Pós-doutor em Direito pela Universidade de Lisboa e doutor em Direito pela Universidad de Salamanca, Università degli Studi di Pavia e Pontifícia Universidade Católica do Rio Grande do Sul, Thamay também é mestre em Direito pela Unisinos e pela PUC Minas. É professor titular do programa de graduação e pós-graduação da Faculdade Autônoma de Direito (Fadisp) e professor da PUC de São Paulo, além de atuar como árbitro, consultor jurídico e parecerista.

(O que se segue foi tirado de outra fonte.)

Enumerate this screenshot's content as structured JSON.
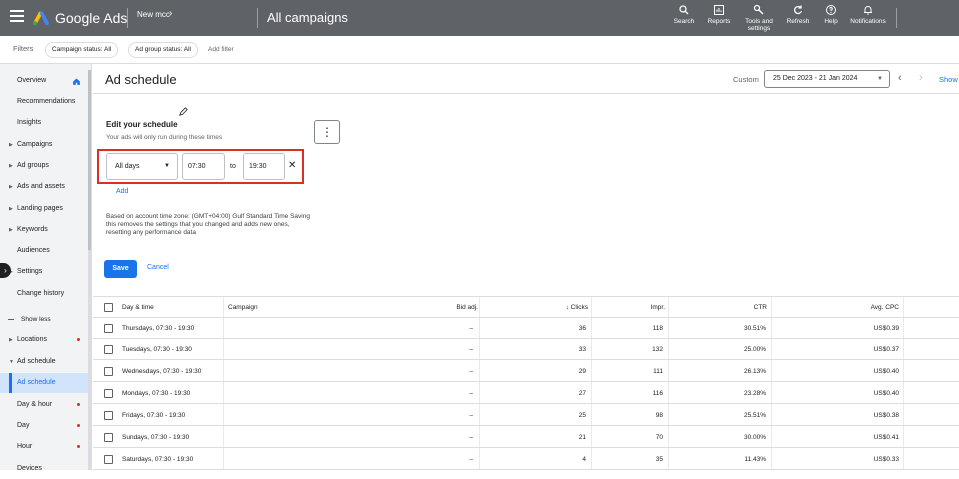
{
  "topbar": {
    "brand": "Google Ads",
    "account": "New mcc",
    "section_title": "All campaigns",
    "tools": [
      {
        "icon": "search-icon",
        "label": "Search"
      },
      {
        "icon": "reports-icon",
        "label": "Reports"
      },
      {
        "icon": "wrench-icon",
        "label": "Tools and settings"
      },
      {
        "icon": "refresh-icon",
        "label": "Refresh"
      },
      {
        "icon": "help-icon",
        "label": "Help"
      },
      {
        "icon": "bell-icon",
        "label": "Notifications"
      }
    ]
  },
  "filterbar": {
    "label": "Filters",
    "chips": [
      "Campaign status: All",
      "Ad group status: All"
    ],
    "add_filter": "Add filter"
  },
  "sidebar": {
    "items": [
      {
        "label": "Overview",
        "expandable": false,
        "dot": false,
        "icon": "home-icon"
      },
      {
        "label": "Recommendations",
        "expandable": false,
        "dot": false
      },
      {
        "label": "Insights",
        "expandable": false,
        "dot": false
      },
      {
        "label": "Campaigns",
        "expandable": true,
        "dot": false
      },
      {
        "label": "Ad groups",
        "expandable": true,
        "dot": false
      },
      {
        "label": "Ads and assets",
        "expandable": true,
        "dot": false
      },
      {
        "label": "Landing pages",
        "expandable": true,
        "dot": false
      },
      {
        "label": "Keywords",
        "expandable": true,
        "dot": false
      },
      {
        "label": "Audiences",
        "expandable": false,
        "dot": false
      },
      {
        "label": "Settings",
        "expandable": true,
        "dot": false
      },
      {
        "label": "Change history",
        "expandable": false,
        "dot": false
      },
      {
        "label": "Show less",
        "expandable": false,
        "dot": false
      },
      {
        "label": "Locations",
        "expandable": true,
        "dot": true
      },
      {
        "label": "Ad schedule",
        "expandable": true,
        "dot": false
      },
      {
        "label": "Ad schedule",
        "expandable": false,
        "dot": false,
        "selected": true
      },
      {
        "label": "Day & hour",
        "expandable": false,
        "dot": true
      },
      {
        "label": "Day",
        "expandable": false,
        "dot": true
      },
      {
        "label": "Hour",
        "expandable": false,
        "dot": true
      },
      {
        "label": "Devices",
        "expandable": false,
        "dot": false
      }
    ]
  },
  "header": {
    "title": "Ad schedule",
    "date_mode": "Custom",
    "date_range": "25 Dec 2023 - 21 Jan 2024",
    "show_label": "Show"
  },
  "schedule": {
    "title": "Edit your schedule",
    "subtitle": "Your ads will only run during these times",
    "days_value": "All days",
    "start_time": "07:30",
    "to_label": "to",
    "end_time": "19:30",
    "add_label": "Add",
    "timezone_note": "Based on account time zone: (GMT+04:00) Gulf Standard Time Saving this removes the settings that you changed and adds new ones, resetting any performance data",
    "save_label": "Save",
    "cancel_label": "Cancel"
  },
  "table": {
    "headers": {
      "day_time": "Day & time",
      "campaign": "Campaign",
      "bid_adj": "Bid adj.",
      "clicks": "↓ Clicks",
      "impr": "Impr.",
      "ctr": "CTR",
      "avg_cpc": "Avg. CPC"
    },
    "rows": [
      {
        "day_time": "Thursdays, 07:30 - 19:30",
        "campaign": "",
        "bid_adj": "–",
        "clicks": "36",
        "impr": "118",
        "ctr": "30.51%",
        "avg_cpc": "US$0.39"
      },
      {
        "day_time": "Tuesdays, 07:30 - 19:30",
        "campaign": "",
        "bid_adj": "–",
        "clicks": "33",
        "impr": "132",
        "ctr": "25.00%",
        "avg_cpc": "US$0.37"
      },
      {
        "day_time": "Wednesdays, 07:30 - 19:30",
        "campaign": "",
        "bid_adj": "–",
        "clicks": "29",
        "impr": "111",
        "ctr": "26.13%",
        "avg_cpc": "US$0.40"
      },
      {
        "day_time": "Mondays, 07:30 - 19:30",
        "campaign": "",
        "bid_adj": "–",
        "clicks": "27",
        "impr": "116",
        "ctr": "23.28%",
        "avg_cpc": "US$0.40"
      },
      {
        "day_time": "Fridays, 07:30 - 19:30",
        "campaign": "",
        "bid_adj": "–",
        "clicks": "25",
        "impr": "98",
        "ctr": "25.51%",
        "avg_cpc": "US$0.38"
      },
      {
        "day_time": "Sundays, 07:30 - 19:30",
        "campaign": "",
        "bid_adj": "–",
        "clicks": "21",
        "impr": "70",
        "ctr": "30.00%",
        "avg_cpc": "US$0.41"
      },
      {
        "day_time": "Saturdays, 07:30 - 19:30",
        "campaign": "",
        "bid_adj": "–",
        "clicks": "4",
        "impr": "35",
        "ctr": "11.43%",
        "avg_cpc": "US$0.33"
      }
    ]
  },
  "colors": {
    "topbar": "#5f6368",
    "accent": "#1a73e8",
    "highlight": "#d93025"
  }
}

Na entrevista, o professor Thamay abordou diversos assuntos, com enfoque na jurisdição constitucional efetiva. “Nós percebemos que o Brasil, de um tempo para cá, naturalmente estruturou um movimento de abstrativização do controle difuso, ou seja, a ideia da concentração do controle concreto. E, da mesma forma, da concretude do controle concentrado. Esta simbiose entre o controle difuso e abstrato, que mescla estruturas de jurisdição que até então são absolutamente distintas, mostra que o nosso país está realmente preocupado em buscar uma jurisdição constitucional de efetividade. Se ela realmente acontecerá ou não, isso é uma outra etapa desta evolução sistêmica que nós estamos vivendo”, afirmou o entrevistado.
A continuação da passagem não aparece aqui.